Ball
Standard
Dates of
production:
Ball
Standard, logo 1, offset neck seams 1897-1906
Ball
Standard, logo 1, matching neck seams 1904-1910
Ball
Standard, logo 2 1910-1912
Refer to the glossary
for definition of terms.
Notes:
The Ball Standard was
Ball’s version of the wax seal fruit jar.
It has a circular groove in the top that was filled with hot wax for
sealing. A shallow tin lid was held in
place with a thin wire that clamped over the lip of the jar.
Interestingly, all Ball
Standards were machine-made. It may
have been the first jar that Ball made with the new semi-automatic glass making
machine invented by Alva Bingham and F. C. Ball and patented in 1898. For more on this speculation, read the
article The First Ball
Machine-Made Jar?
Later, the jars were
made on the Ball-Bingham machine that was introduced in 1904. Jars made on this machine have the finish
seam and the body seam aligned.
Two varieties of Ball
Standards exist.
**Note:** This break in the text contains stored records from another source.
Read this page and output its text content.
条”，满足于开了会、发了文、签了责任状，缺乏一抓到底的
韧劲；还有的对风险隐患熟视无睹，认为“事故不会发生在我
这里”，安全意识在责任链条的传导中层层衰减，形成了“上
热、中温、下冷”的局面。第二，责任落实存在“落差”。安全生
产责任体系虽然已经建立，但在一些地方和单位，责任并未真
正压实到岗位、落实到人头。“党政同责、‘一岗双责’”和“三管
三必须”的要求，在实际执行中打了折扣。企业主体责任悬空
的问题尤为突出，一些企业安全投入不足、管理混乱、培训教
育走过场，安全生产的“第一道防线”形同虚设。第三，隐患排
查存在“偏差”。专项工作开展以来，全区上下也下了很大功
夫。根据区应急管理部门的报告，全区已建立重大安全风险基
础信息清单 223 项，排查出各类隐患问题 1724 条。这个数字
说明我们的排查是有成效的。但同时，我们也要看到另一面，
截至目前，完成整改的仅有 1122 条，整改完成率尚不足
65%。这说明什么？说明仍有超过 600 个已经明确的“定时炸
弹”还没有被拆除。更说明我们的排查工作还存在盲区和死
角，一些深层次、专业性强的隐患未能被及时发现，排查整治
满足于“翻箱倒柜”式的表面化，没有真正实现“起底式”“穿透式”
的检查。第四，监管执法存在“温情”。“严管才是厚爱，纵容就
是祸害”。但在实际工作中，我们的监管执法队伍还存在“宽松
The earliest ones have
Logo 1, with the triple L loop, and would have been made between 1897 and
1910. Some exist with Logo 2 which was
introduced about 1910. It has been
stated that the Standard was discontinued in 1909, but it is likely that the
jars with Logo 2 were made after that date.
It is known that Ball
Standard jars were offered as late as 1917 to customers, but it is probable
that these were warehoused jars left over from previous years.